Understandably, the students whose work was trashed are outraged. “The whole situation is extremely emotional,” their chosen representative, Sabrina Straub, told the RP. Many of the works that were destroyed had not yet been assessed by the students’ professors. Others were to be sold.
Kunstakademie’s Director Responds
Considering the consistently illustrious careers of the academy’s alumni—among them some of Germany’s most expensive, such as Gerhard Richter, Joseph Beuys, Sigmar Polke, Günther Uecker, and Thomas Schütte, as well as recent star David Ostrowski—the long-term economic impact of the destruction could be in the millions. (For the perpetrator’s sake, we hope none of current-professor Peter Doig’s works happened to fall into the fray.)
The Kunstakademie Düsseldorf’s director, Rita McBride, was similarly floored by the incident. “It’s just terrible for the students,” she told the paper. “The works are irreplaceable.” However, in a letter to the academy’s student body the administration’s contrition was more measured. It read, “Relevant members of the janitorial staff have been spoken to about their flawed approach,” in this matter.
Motivations For the Incident
Though the exact culprit or culprits behind the works’ destruction remain unknown, their motivation was quickly apparent.
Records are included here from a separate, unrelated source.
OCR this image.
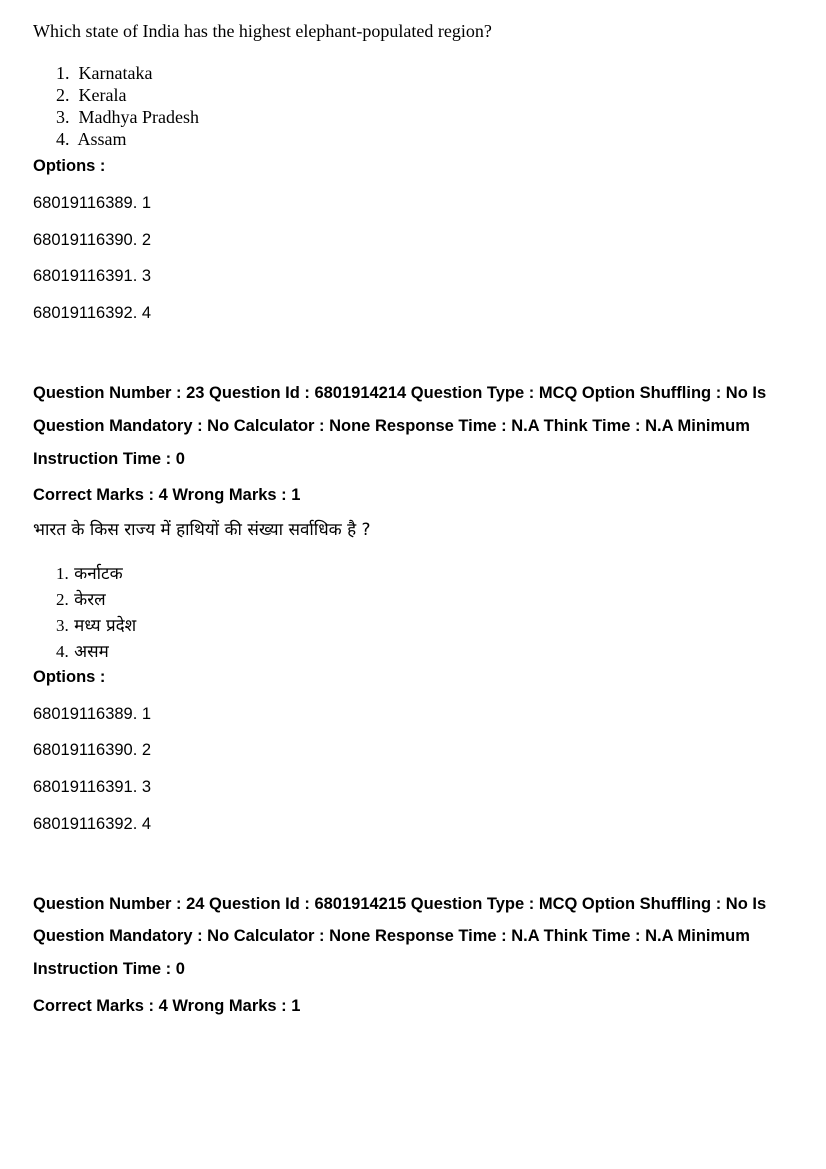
Which state of India has the highest elephant-populated region?
1. Karnataka
2. Kerala
3. Madhya Pradesh
4. Assam
Options :
68019116389. 1
68019116390. 2
68019116391. 3
68019116392. 4
Question Number : 23 Question Id : 6801914214 Question Type : MCQ Option Shuffling : No Is
Question Mandatory : No Calculator : None Response Time : N.A Think Time : N.A Minimum
Instruction Time : 0
Correct Marks : 4 Wrong Marks : 1
भारत के किस राज्य में हाथियों की संख्या सर्वाधिक है ?
1. कर्नाटक
2. केरल
3. मध्य प्रदेश
4. असम
Options :
68019116389. 1
68019116390. 2
68019116391. 3
68019116392. 4
Question Number : 24 Question Id : 6801914215 Question Type : MCQ Option Shuffling : No Is
Question Mandatory : No Calculator : None Response Time : N.A Think Time : N.A Minimum
Instruction Time : 0
Correct Marks : 4 Wrong Marks : 1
For years students were permitted to store finished works in the hallways of the Kunstakademie buildings due to inadequate storage facilities. However, due to recently-tightened fire regulations, a two week maximum was placed on the amount of time works could be left there.
In the past, works that had been left in the hallways for lengthy periods were brought to the courtyard at predetermined times for the students to pick up. In this case, however, it appears that the janitorial staff wanted to make an example out of some chronic offenders—not coincidentally some of the academy’s most productive pupils—and began slashing.
Almost unbelievably, the administration has attempted to put a positive spin on the incident. McBride told the RP, “Maybe we needed this to happen.” If it were some misguided and unsolicited attempt to give the students a dose of discipline, it was unsuccessful. Seeing the trashed art, many dragged the works right back into the hallways.